Yolda yürürken yerden yüksekliği yeterli düzeyde olmayan reklam tabelasına çarparak yaralanan vatandaş hastaneye kaldırıldı. Olayla ilgili başlatılan soruşturma kapsamında açılan davada işyeri sahibi beraat etti. Yaralı vatandaşın temyiz müracaatını değerlendiren Yargıtay 12. Ceza Dairesi, tabelanın yere dikilmesinin her ne kadar zabıta ve belediye ekiplerine ait olsa da tabelayı yeterli yükseklikte dizayn ettirmeyen işyeri sahibinin mahkum olması gerektiğine hükmetti.

İlginç olay, 2012 yılında Isparta'da meydana geldi. Cadde üzerinden yürüyen vatandaş, reklam tabelasına çarptı. Yaralanan vatandaş, ambulansla hastaneye kaldırıldı. Yaralının şikayeti üzerine Cumhuriyet Savcılığı, olayla ilgili soruşturma başlattı. Reklam tabelasının ait olduğu anonim şirket yetkilisinin, tabelayı yeterli yükseklikte dizayn ettirmediğini öne süren savcılık, işyeri yetkilisi hakkında 'Taksirle bir kişinin yaralanmasına neden olma' suçundan dava açılmasını istedi. İddianamenin Isparta (Kapatılan) 2. Sulh Ceza Mahkemesi'nce kabul edilmesiyle şirket yetkilisi hakim huzuruna çıktı. Mahkeme, reklam tabelasının yerinin belirlenmesinde belediye ekiplerinin tasarrufta bulunması gerektiğine dikkat çekerek, sanığın beraatine karar verdi.
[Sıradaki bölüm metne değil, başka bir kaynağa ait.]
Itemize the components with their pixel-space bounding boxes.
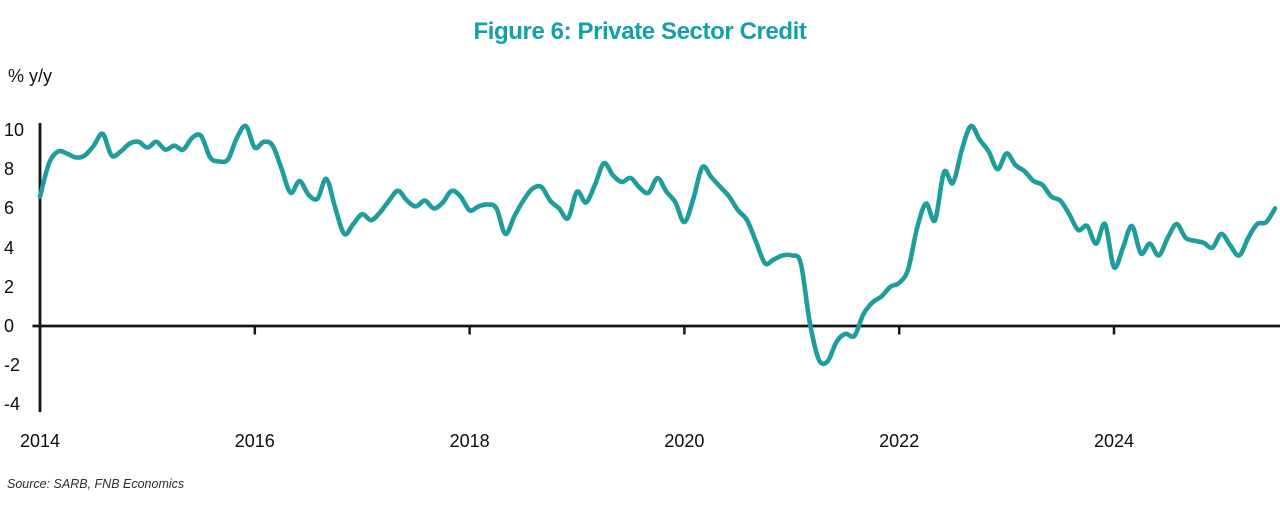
x-tick-label: 2022 xyxy=(879,431,920,451)
y-tick-label: 10 xyxy=(4,120,25,140)
credit-growth-line xyxy=(37,123,1278,367)
y-tick-label: 8 xyxy=(4,159,15,180)
y-tick-label: 6 xyxy=(4,198,15,219)
y-tick-label: 2 xyxy=(4,276,15,297)
chart-title: Figure 6: Private Sector Credit xyxy=(473,18,807,45)
y-tick-label: 4 xyxy=(4,237,15,258)
x-axis-tick-marks xyxy=(253,326,1116,335)
x-tick-label: 2018 xyxy=(449,431,490,451)
x-tick-label: 2024 xyxy=(1093,431,1135,451)
source-note: Source: SARB, FNB Economics xyxy=(7,477,185,491)
x-tick-label: 2016 xyxy=(234,431,275,451)
x-tick-label: 2014 xyxy=(19,431,61,451)
x-tick-label: 2020 xyxy=(664,431,705,451)
y-tick-label: -4 xyxy=(4,394,21,415)
y-axis-unit-label: % y/y xyxy=(8,66,53,86)
y-tick-label: 0 xyxy=(4,316,15,336)
y-tick-label: -2 xyxy=(4,355,21,376)
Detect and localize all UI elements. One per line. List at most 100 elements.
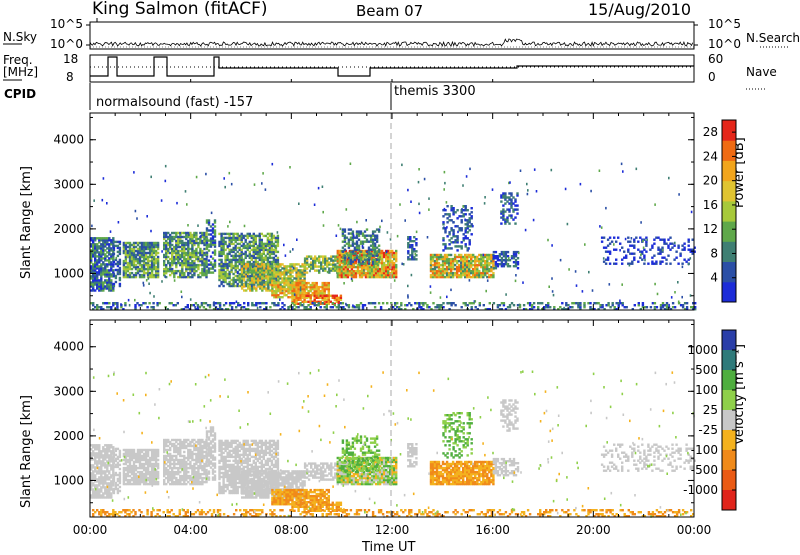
echo-cell xyxy=(345,303,347,306)
echo-cell xyxy=(682,266,684,269)
echo-cell xyxy=(553,294,555,297)
echo-cell xyxy=(92,283,94,286)
echo-cell xyxy=(173,304,175,306)
echo-cell xyxy=(458,274,460,276)
echo-cell xyxy=(125,258,127,260)
echo-cell xyxy=(410,304,412,306)
echo-cell xyxy=(663,239,665,241)
echo-cell xyxy=(553,306,555,308)
echo-cell xyxy=(541,302,543,304)
echo-cell xyxy=(213,301,215,304)
echo-cell xyxy=(633,257,635,259)
echo-cell xyxy=(374,302,376,304)
echo-cell xyxy=(396,302,398,304)
echo-cell xyxy=(563,307,565,310)
echo-cell xyxy=(458,227,460,229)
echo-cell xyxy=(127,274,129,276)
echo-cell xyxy=(643,247,645,250)
echo-cell xyxy=(222,285,224,287)
echo-cell xyxy=(352,230,354,232)
echo-cell xyxy=(456,209,458,211)
echo-cell xyxy=(575,270,577,273)
echo-cell xyxy=(508,257,510,260)
echo-cell xyxy=(444,208,446,211)
echo-cell xyxy=(551,169,553,172)
echo-cell xyxy=(340,228,342,231)
echo-cell xyxy=(287,306,289,308)
echo-cell xyxy=(461,208,463,211)
echo-cell xyxy=(148,302,150,304)
echo-cell xyxy=(516,192,518,194)
echo-cell xyxy=(409,236,411,238)
echo-cell xyxy=(444,171,446,174)
echo-cell xyxy=(645,237,647,239)
echo-cell xyxy=(507,263,509,266)
echo-cell xyxy=(150,176,152,179)
echo-cell xyxy=(214,269,216,271)
echo-cell xyxy=(344,249,346,251)
echo-cell xyxy=(119,261,121,263)
echo-cell xyxy=(152,302,154,304)
echo-cell xyxy=(607,302,609,304)
echo-cell xyxy=(129,304,131,307)
echo-cell xyxy=(354,257,356,259)
echo-cell xyxy=(607,257,609,259)
echo-cell xyxy=(289,166,291,169)
echo-cell xyxy=(442,302,444,304)
echo-cell xyxy=(261,182,263,185)
echo-cell xyxy=(647,263,649,265)
echo-cell xyxy=(654,283,656,286)
echo-cell xyxy=(510,214,512,216)
echo-cell xyxy=(293,267,295,270)
echo-cell xyxy=(187,224,189,227)
echo-cell xyxy=(181,291,183,294)
echo-cell xyxy=(187,258,189,260)
echo-cell xyxy=(613,237,615,239)
echo-cell xyxy=(443,226,445,229)
echo-cell xyxy=(141,264,143,266)
echo-cell xyxy=(595,302,597,304)
echo-cell xyxy=(677,245,679,247)
echo-cell xyxy=(504,198,506,200)
echo-cell xyxy=(621,247,623,249)
echo-cell xyxy=(413,250,415,252)
echo-cell xyxy=(615,249,617,251)
echo-cell xyxy=(621,283,623,286)
echo-cell xyxy=(655,261,657,263)
echo-cell xyxy=(511,206,513,209)
echo-cell xyxy=(128,299,130,302)
echo-cell xyxy=(571,306,573,308)
echo-cell xyxy=(395,264,397,266)
echo-cell xyxy=(161,280,163,283)
echo-cell xyxy=(378,302,380,304)
echo-cell xyxy=(643,255,645,257)
echo-cell xyxy=(583,302,585,304)
echo-cell xyxy=(625,255,627,257)
echo-cell xyxy=(601,304,603,306)
echo-cell xyxy=(495,251,497,253)
echo-cell xyxy=(208,249,210,251)
echo-cell xyxy=(654,302,656,304)
echo-cell xyxy=(353,270,355,272)
echo-cell xyxy=(430,291,432,294)
echo-cell xyxy=(609,283,611,286)
echo-cell xyxy=(461,219,463,221)
echo-cell xyxy=(148,277,150,280)
echo-cell xyxy=(424,178,426,181)
echo-cell xyxy=(584,243,586,246)
echo-cell xyxy=(414,302,416,304)
echo-cell xyxy=(263,263,265,265)
echo-cell xyxy=(422,302,424,305)
echo-cell xyxy=(662,249,664,252)
echo-cell xyxy=(650,306,652,308)
echo-cell xyxy=(403,263,405,266)
echo-cell xyxy=(629,241,631,243)
echo-cell xyxy=(91,225,93,228)
echo-cell xyxy=(263,302,265,304)
echo-cell xyxy=(380,306,382,308)
echo-cell xyxy=(201,268,203,270)
echo-cell xyxy=(134,299,136,302)
echo-cell xyxy=(127,479,129,481)
echo-cell xyxy=(472,225,474,228)
echo-cell xyxy=(119,283,121,285)
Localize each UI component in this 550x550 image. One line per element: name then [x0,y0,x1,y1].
Karar, mağdur vatandaşın avukatı tarafından temyiz edildi. Yargıtay 12. Ceza Dairesi, yerel mahkeme kararının yasaya aykırı olduğunu, sanığın 'Taksirle bir kişinin yaralanma' suçundan cezaya çarptırılması gerektiğine hükmetti. Kararda, şu ifadelere yer verildi: "İşyeri önünde asılı bulunan reklam tabelasının yerden yüksekliğinin az olması nedeni ile yaya olarak geçmekte olan vatandaş, başını çarparak basit tıbbi bir müdahale ile giderilebilecek şekilde yaralanmıştır. Tabelanın yerinin belirlenmesi ile ilgili tasarruf mali hizmetler müdürlüğü, imar müdürlüğü ve zabıta müdürlüklerine ait ise de tabelanın şeklini zarar verebilecek şekilde belirleyen ve bu tehlikeli dizaynı insanlara zarar verecek bir yüksekliğe monte ettiren işyeri sahibi sanığın olayda kusurlu olduğu gözetilmeksizin, sanık hakkında mahkumiyete karar verilmesi yerine yazılı şekilde beraatine karar verilmesi kanuna aykırıdır. Mağdur vatandaşın temyiz itirazları bu itibarla yerinde görüldüğünden yerel mahkeme kararının bozulmasına oy birliği ile karar verildi."